Good post. But you're now talking about PD's instead of DOJ. My contention is that the benefits conferred under the current IBR are way too broad and waste a lot of taxpayer money. Even if I were to agree that PD's needed more incentives (and I don't think it is that simple, in some regions I think that is true, in many it is not), why would I be OK with extending it to virtually all government employees and virtually all non-profits? I would be much more comfortable with the IBR discharge policy if it were narrow and directed at traditionally hard-to-staff positions like rural PD offices or legal aid.
I don't think a t14 grad ought to have his legal education paid for by taxpayers because he was so "noble" as to take a prestigious and self-serving job at DOJ. It's really suprising that so many think this is defensible and sound policy--providing incentives for positions which are already considered among the best jobs a lawyer can have.
Offices like the New Orleans PD are still relatively "prestigious" because they give great trial experience and can make a starting off point to a great career. However, the pay is shit, the hours are long, and the "benefits" certainly don't make up for the job stresses and difficulties. This is the same argument, really, as extending IBR to DOJ positions, except that in the PD's case it's much more obvious why IBR is needed.
Why be comfortable extending this to virtually all non-profits? Because the need is there for many of them, and the government shouldn't be playing an active role picking and choosing which public agencies are "necessary" and which aren't. That kind of power encourages discrimination along political, ideological, or other lines. We have an adversarial legal system, and for it to function fairly that means we need highly competent representation on both
sides of the issue.
I don't agree with it politically, but if someone wants to go to law school and then join a right-wing "religious rights" group that litigates on behalf of those who have their religious rights discriminated, well, that's a necessary thing in our society to ensure those rights are protected. You need both sides to be competent and well-equipped to handle the cases because a poor or weak case on one side could result in a finding that invalidates the rights of many Americans all at once.

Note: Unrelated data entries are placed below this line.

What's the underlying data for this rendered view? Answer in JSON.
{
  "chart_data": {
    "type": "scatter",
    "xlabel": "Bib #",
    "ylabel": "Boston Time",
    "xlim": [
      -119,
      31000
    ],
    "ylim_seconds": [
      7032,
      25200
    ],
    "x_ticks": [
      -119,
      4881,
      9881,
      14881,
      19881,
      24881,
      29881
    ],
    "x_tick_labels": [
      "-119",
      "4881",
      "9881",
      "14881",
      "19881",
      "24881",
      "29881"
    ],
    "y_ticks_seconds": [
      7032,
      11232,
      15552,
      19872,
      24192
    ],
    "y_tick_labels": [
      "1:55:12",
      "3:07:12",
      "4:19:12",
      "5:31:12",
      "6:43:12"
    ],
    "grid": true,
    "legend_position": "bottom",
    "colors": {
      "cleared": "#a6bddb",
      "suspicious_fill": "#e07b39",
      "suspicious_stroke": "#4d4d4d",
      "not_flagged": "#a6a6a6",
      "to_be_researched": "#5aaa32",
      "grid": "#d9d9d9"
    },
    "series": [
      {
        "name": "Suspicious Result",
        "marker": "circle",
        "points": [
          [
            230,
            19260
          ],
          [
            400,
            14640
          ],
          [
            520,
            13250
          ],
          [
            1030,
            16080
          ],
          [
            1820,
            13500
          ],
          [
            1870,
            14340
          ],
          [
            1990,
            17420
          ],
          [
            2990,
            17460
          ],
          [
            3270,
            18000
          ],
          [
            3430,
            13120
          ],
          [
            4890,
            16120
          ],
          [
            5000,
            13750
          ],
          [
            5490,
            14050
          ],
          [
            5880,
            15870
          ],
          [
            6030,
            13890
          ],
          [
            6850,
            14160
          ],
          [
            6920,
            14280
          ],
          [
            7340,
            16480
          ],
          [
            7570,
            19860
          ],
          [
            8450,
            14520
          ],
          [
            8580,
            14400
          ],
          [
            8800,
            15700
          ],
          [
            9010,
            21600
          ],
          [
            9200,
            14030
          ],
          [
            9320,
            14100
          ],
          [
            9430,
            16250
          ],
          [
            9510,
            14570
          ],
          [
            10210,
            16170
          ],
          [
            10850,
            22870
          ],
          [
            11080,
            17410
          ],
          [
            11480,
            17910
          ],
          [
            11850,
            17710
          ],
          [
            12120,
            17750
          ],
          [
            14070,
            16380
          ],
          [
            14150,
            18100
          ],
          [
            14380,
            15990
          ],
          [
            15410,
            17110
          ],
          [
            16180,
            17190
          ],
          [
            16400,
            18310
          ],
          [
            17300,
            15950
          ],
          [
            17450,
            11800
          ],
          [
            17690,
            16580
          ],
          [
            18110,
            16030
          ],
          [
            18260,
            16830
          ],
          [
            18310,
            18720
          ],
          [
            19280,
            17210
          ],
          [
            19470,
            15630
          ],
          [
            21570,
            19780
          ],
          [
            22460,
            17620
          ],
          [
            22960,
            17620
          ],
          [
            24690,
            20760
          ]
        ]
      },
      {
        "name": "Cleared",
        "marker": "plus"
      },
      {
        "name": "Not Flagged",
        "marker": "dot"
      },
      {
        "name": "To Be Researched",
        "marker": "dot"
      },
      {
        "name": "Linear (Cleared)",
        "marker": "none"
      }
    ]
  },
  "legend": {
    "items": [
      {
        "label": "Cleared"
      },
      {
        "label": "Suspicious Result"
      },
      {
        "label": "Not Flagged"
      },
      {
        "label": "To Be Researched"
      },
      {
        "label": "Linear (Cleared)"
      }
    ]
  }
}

These are in many ways considered the "best" positions a lawyer can have morally
, but that doesn't make them the best positions to have economically
, not by far. People who are being discriminated against are often the people who can't afford the quality of lawyers necessary to adequately defend their rights. The people who end up providing that representation are the people who wilfully choose to forgo the higher salaries they could earn elsewhere in order to do that. The problem is that the salaries they face in many of those jobs are so
low that they don't allow a method to live decently and pay back the loans it takes to get there in the first place.
I'm saddened by the fact that you and other people refer to jobs at the DOJ, as well as other non-profit work, as "self-serving", when from an economic standpoint it clearly isn't. These are people who are taking a huge pay cut in order to provide a service to the American public, the taxpayers
as you keep defining them, and things like IBR at least make that choice a little more economically practical for them, even if they still end up in total taking a huge pay cut to provide that service to the people. They're doing a job that serves the public, so it makes sense that the public can at least provide for the education that makes that service possible.